Only mobile affected → potential mobile UX, CWV, or mobile-only indexing issue.
Specific country affected → geo-targeting, hreflang, local factors.
Non-branded hit harder than branded → often algorithm/quality-related.
3. Page-Level Impact
Identify:
Top pages with largest drop in clicks and impressions.
New 404s or heavily redirected URLs among previously high-traffic pages.
Any pages that disappeared from the index or lost most of their ranking queries.
Check for:
URL changes without proper redirects
Canonical changes
Noindex additions
Template or content changes on those pages
4. Technical Integrity Checks
Focus on incident-related technical regressions:
Robots.txt
Any recent changes?
Are key sections blocked unintentionally?
Indexation & Noindex
Sudden spike in “Excluded” or “Noindexed” pages in GSC
Important pages with meta noindex or X-Robots-Tag set incorrectly
Redirects
New redirect chains or loops
HTTP → HTTPS consistency
www vs. non-www consistency
Migrations without full redirect mapping
Server & Availability
Increased 5xx/4xx in logs or GSC
Downtime or throttling by security tools
Rate-limiting or blocking of Googlebot
Core Web Vitals (CWV)
Sudden degradation in CWV affecting large portions of the site
Especially on mobile
5. Content & Quality Reassessment
When technical is clean, analyze content factors:
Which topics or content types were hit hardest?
Is content:
Thin, generic, or outdated?
Over-optimized or keyword-stuffed?
Lacking original data, examples, or experience?
Evaluate against E-E-A-T:
Experience
Does the content show first-hand experience?
Expertise
Is the author qualified and clearly identified?
Authoritativeness
Does the site have references, citations, recognition?
Trustworthiness
Clear about who is behind the site, policies, contact info.
Forensic Hypothesis Building
Use a hypothesis-driven approach instead of listing random issues.
For each plausible cause:
Hypothesis
e.g., “A recent deployment introduced noindex tags on key templates.”
Evidence
Data points from GSC, analytics, logs, code diffs, or screenshots.
Impact
Which sections/pages are affected and by how much.
Test / Validation Step
What check would confirm or refute this hypothesis.
Suggested Fix
Concrete remediation action.
Prioritize hypotheses by:
Severity of impact
Ease of validation
Reversibility (how easy it is to roll back or adjust)
Output Format
Structure your final forensic report clearly:
Executive Incident Summary
Incident type classification (technical, algorithmic, manual action, mixed)

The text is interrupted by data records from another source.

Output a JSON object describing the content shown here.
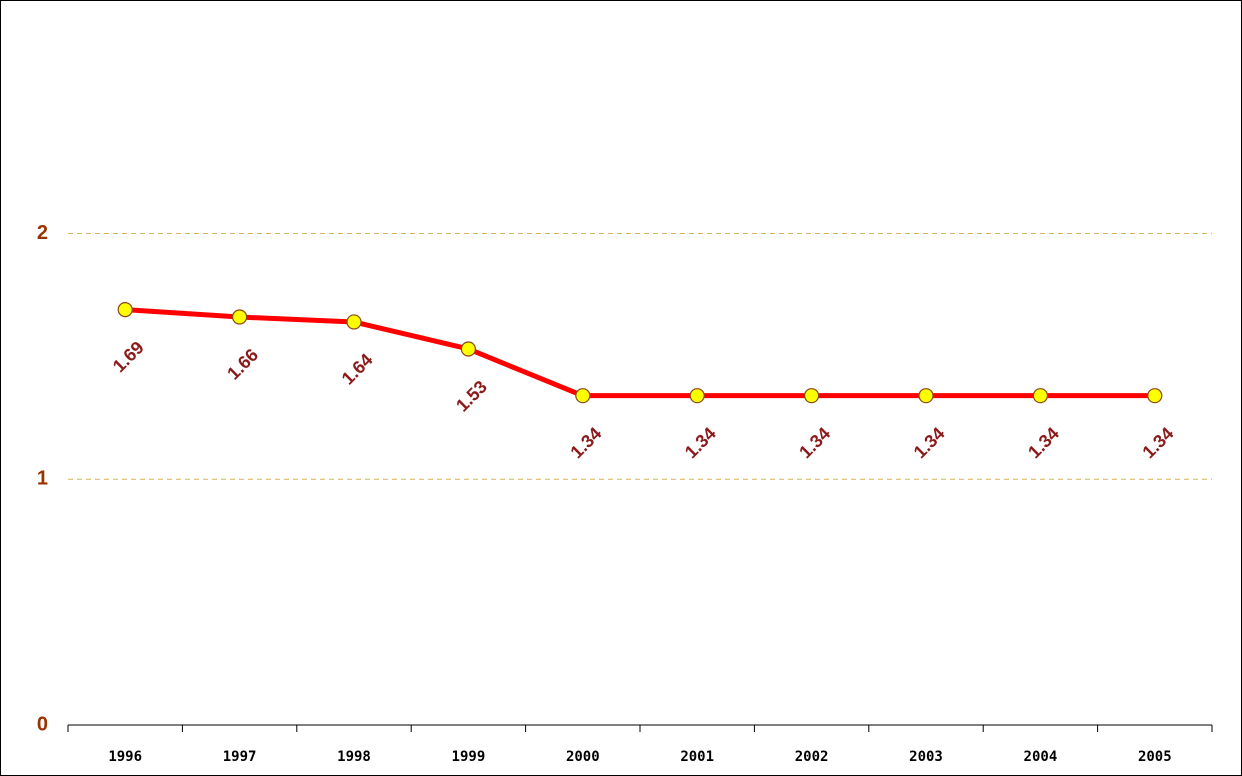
{
  "chart_data": {
    "type": "line",
    "categories": [
      "1996",
      "1997",
      "1998",
      "1999",
      "2000",
      "2001",
      "2002",
      "2003",
      "2004",
      "2005"
    ],
    "series": [
      {
        "color": "#ff0000",
        "marker_color": "#ffff00",
        "label_color": "#8b1a1a",
        "values": [
          1.69,
          1.66,
          1.64,
          1.53,
          1.34,
          1.34,
          1.34,
          1.34,
          1.34,
          1.34
        ]
      }
    ],
    "ylim": [
      0,
      2.95
    ],
    "yticks": [
      0,
      1,
      2
    ],
    "grid": true
  }
}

Date range of impact and severity (approximate % drop)
Top 3–5 likely root causes
Overall confidence level (Low/Medium/High)
Evidence-Based Findings
For each key finding, include:
Finding
Short description of what is wrong.
Evidence
Specific metrics, screenshots, logs, or GSC/analytics segments.
Likely Cause
How this could lead to the observed impact.
Impact
High/Medium/Low.
Fix
Concrete, implementable recommendation.
Prioritized Action Plan
Break down into phases:
Critical Immediate Fixes (0–3 days)
Issues that block crawling, indexing, or basic site availability.

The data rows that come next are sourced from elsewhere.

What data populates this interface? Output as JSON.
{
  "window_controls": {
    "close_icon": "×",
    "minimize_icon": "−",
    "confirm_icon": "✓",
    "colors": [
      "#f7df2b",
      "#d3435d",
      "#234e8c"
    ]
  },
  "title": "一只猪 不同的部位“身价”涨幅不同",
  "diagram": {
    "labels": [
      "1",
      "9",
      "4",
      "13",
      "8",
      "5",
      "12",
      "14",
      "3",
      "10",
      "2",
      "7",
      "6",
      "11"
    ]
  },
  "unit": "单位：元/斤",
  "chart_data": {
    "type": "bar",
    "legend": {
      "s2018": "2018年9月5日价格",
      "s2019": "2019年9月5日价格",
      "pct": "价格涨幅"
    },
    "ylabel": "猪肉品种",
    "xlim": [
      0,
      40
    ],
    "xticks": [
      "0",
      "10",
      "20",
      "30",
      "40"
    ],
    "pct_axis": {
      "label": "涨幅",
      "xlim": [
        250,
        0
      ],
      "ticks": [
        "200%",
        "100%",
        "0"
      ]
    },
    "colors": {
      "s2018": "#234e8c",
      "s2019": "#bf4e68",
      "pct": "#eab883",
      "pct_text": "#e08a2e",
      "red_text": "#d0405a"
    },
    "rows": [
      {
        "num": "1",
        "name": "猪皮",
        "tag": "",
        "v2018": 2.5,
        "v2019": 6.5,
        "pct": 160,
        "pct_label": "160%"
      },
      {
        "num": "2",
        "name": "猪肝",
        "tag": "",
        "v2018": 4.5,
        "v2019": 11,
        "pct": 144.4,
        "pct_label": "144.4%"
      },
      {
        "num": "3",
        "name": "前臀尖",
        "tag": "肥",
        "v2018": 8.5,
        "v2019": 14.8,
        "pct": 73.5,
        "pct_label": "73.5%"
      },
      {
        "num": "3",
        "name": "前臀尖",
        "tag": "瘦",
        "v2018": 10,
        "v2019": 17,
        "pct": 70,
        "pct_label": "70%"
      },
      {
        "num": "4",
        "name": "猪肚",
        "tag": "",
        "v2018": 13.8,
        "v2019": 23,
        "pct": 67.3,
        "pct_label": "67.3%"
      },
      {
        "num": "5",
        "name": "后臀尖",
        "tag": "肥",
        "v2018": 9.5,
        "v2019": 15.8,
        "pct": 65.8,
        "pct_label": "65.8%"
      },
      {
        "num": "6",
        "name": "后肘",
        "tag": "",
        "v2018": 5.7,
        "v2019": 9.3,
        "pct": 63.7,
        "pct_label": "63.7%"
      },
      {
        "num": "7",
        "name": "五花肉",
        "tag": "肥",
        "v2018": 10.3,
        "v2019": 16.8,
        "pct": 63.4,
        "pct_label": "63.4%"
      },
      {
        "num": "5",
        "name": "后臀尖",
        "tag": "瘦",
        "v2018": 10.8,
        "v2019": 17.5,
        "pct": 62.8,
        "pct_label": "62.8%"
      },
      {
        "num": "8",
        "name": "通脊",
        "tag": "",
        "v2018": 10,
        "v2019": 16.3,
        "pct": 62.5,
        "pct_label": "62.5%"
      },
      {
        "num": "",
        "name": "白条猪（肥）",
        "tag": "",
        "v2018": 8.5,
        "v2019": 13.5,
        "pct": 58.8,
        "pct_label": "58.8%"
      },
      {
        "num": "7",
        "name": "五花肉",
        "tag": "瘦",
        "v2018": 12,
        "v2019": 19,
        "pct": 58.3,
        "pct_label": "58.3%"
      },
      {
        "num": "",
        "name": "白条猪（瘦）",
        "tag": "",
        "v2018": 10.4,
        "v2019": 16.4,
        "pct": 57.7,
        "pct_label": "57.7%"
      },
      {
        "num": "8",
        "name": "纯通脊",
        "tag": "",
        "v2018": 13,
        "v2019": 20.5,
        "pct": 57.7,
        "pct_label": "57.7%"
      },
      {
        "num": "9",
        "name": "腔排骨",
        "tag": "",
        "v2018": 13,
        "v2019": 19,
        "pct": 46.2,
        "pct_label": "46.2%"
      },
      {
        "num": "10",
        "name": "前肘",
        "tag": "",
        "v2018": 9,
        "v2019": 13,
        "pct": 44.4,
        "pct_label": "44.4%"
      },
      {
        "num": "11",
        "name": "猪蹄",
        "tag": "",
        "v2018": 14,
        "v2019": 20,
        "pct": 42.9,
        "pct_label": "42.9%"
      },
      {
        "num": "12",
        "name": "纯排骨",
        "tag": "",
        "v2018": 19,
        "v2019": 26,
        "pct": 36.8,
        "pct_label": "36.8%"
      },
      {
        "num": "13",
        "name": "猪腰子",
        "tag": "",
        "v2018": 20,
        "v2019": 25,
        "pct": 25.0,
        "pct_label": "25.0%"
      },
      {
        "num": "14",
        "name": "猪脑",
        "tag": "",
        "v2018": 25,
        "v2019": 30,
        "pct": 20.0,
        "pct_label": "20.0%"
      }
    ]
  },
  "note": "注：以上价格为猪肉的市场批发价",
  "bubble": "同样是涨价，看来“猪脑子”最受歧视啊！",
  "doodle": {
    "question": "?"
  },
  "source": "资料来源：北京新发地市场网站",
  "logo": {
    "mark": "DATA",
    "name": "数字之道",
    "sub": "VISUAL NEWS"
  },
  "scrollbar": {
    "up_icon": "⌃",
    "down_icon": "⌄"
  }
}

Reversals of harmful recent deployments.
Stabilization (3–14 days)
Clean up redirects, canonicals, internal links.
Restore or improve critical content and templates.
Recovery & Hardening (2–8 weeks)
Content quality improvements.
E-E-A-T enhancements.
Technical hardening to prevent recurrence.
Monitoring Plan
Metrics and dashboards to watch.
Checkpoints to assess partial recovery.
Criteria for closing the incident.
Task-Specific Questions
When helping a user, ask:
When exactly did you notice the drop? Any change logs around that date?
Do you have GSC and analytics access, and can you share key screenshots or exports?
Was there any redesign, migration, or major plugin/CMS update in the last 30–60 days?
Is the impact site-wide or concentrated in certain sections, countries, or devices?
Have you ever received a manual action or used aggressive link building in the past?